- Instantie Hof van Justitie
- Zaaknummer GR-14691
- Uitspraakdatum 20 maart 2015
- Publicatiedatum 06 april 2021
- Rechtsgebied Civiel recht
-
Inhoudsindicatie
Eindvonnis .Partijen hebben niet kunnen bewijzen dat er een huurovereenkomst bestaat, waardoor de toewijzing van huursommen niet mogelijk is.
Uitspraak
HET HOF VAN JUSTITIE VAN SURINAME
In de zaak van
A. [appellant sub A],
B. [appellante sub B],
beiden wonende in het [district],
appellanten, hierna gezamenlijk aangeduid als “[appellanten]”,
gemachtigde: mr. E. Naarendorp, advocaat,
tegen
[geintimeerde],
wonende te [stad], [land],
geïntimeerde, hierna aangeduid als “[geintimeerde]”,
gemachtigde: mr. S. Marica, advocaat,
inzake het hoger beroep van het door de kantonrechter in het eerste kanton uitgesproken vonnis van 2 augustus 2010 (A.R. no. 091402) tussen [geïntimeerde] als eiser en [appellanten] als gedaagden,
spreekt de Fungerend-President, in Naam van de Republiek, het navolgende vonnis uit.
Dit vonnis bouwt voort op het op 20 juni 2014 bij vervroeging tussen partijen gewezen tussenvonnis.
Het verder procesverloop in hoger beroep
1.1 Het verder procesverloop blijkt uit de volgende stukken:
- het proces-verbaal van het op 5 december 2014 gehouden getuigenverhoor.

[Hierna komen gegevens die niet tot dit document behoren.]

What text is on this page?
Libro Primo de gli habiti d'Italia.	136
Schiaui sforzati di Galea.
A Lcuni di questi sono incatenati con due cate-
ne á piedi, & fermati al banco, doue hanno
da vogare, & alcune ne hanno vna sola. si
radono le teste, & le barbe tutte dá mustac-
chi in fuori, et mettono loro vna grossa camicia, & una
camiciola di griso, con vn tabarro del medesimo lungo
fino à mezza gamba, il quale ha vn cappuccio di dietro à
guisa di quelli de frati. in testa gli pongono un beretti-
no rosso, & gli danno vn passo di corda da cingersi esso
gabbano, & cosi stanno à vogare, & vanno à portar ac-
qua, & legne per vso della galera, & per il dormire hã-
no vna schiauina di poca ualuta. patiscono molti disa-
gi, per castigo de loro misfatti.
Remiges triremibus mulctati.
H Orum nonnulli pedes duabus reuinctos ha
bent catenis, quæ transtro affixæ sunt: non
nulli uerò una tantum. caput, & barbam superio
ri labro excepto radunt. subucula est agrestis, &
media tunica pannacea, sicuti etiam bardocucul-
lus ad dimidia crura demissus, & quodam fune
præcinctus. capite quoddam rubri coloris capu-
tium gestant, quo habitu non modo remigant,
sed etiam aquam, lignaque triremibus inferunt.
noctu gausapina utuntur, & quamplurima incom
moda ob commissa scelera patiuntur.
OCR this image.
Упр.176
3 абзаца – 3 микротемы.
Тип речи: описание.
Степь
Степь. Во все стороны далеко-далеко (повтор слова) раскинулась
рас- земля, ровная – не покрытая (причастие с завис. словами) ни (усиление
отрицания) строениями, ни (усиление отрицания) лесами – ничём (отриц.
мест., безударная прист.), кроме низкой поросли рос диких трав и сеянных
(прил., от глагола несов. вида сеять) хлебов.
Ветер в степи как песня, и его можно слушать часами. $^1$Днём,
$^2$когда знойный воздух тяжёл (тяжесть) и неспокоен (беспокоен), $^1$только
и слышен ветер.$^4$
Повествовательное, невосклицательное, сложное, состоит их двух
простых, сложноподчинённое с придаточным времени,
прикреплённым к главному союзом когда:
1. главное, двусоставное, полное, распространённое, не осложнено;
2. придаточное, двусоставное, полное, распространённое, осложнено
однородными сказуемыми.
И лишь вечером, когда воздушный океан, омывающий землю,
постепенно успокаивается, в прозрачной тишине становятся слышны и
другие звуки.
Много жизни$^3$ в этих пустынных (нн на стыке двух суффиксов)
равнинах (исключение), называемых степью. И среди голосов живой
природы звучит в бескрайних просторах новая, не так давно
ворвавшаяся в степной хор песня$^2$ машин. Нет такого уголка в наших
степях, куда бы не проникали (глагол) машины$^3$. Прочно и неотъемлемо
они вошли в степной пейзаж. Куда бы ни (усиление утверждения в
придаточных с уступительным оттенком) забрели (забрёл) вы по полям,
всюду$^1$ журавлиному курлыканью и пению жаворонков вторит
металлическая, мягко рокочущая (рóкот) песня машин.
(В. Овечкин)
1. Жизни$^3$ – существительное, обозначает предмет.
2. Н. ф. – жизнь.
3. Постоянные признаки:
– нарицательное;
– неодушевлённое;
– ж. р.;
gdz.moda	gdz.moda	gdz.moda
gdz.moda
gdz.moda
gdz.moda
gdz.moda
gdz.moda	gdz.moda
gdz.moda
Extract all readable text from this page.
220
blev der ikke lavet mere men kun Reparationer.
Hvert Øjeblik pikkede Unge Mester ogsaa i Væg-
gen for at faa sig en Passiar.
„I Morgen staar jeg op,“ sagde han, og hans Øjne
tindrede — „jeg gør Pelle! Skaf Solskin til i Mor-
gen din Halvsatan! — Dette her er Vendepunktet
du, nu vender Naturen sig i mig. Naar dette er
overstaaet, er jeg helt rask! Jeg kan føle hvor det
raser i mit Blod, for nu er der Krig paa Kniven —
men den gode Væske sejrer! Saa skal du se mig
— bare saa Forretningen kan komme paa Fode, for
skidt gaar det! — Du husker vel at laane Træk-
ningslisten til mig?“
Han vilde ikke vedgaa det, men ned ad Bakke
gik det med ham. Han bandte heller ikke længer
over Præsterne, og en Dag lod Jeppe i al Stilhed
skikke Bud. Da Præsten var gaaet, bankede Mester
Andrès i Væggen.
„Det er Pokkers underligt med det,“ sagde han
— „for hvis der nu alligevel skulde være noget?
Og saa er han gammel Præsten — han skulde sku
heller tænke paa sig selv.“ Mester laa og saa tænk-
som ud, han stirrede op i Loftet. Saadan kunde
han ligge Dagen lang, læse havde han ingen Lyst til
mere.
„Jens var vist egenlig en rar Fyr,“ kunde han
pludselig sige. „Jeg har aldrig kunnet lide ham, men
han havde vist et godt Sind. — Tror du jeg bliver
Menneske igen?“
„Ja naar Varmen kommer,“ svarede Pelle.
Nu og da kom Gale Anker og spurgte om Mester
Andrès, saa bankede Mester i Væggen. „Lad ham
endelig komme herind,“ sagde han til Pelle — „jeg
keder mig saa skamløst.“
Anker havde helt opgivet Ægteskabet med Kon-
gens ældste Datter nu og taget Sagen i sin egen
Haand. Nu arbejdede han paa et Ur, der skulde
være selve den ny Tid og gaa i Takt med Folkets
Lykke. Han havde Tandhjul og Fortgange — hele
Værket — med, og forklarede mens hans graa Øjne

1.2 De rechtsdag voor de uitspraak van het vonnis is bepaald op heden.
De verdere beoordeling
2.1 Bij tussenvonnis van 20 juni 2014 is [geïntimeerde] toegelaten om door alle middelen rechtens, meer speciaal door getuigen, te bewijzen dat er tussen partijen een huurovereen-komst heeft bestaan ten aanzien van de woning gelegen aan de [adres], alsmede welke huursom daarvoor is afgesproken.
Uit het proces-verbaal van het getuigenverhoor blijkt dat geen getuigen zijn opgebracht.
[geïntimeerde] heeft evenmin op andere wijze het hem opgedragen bewijs van zijn stellingen bijgebracht. Dit leidt tot de gevolgtrekking dat niet is komen vast te staan dat er tussen partijen een huurovereenkomst heeft bestaan ten aanzien van de woning gelegen aan de [adres], zodat de door [geïntimeerde] gevorderde huursommen niet toewijsbaar zijn. Hetgeen in het bestreden vonnis onder 3.1 en 3.3 is besloten zal derhalve worden vernietigd.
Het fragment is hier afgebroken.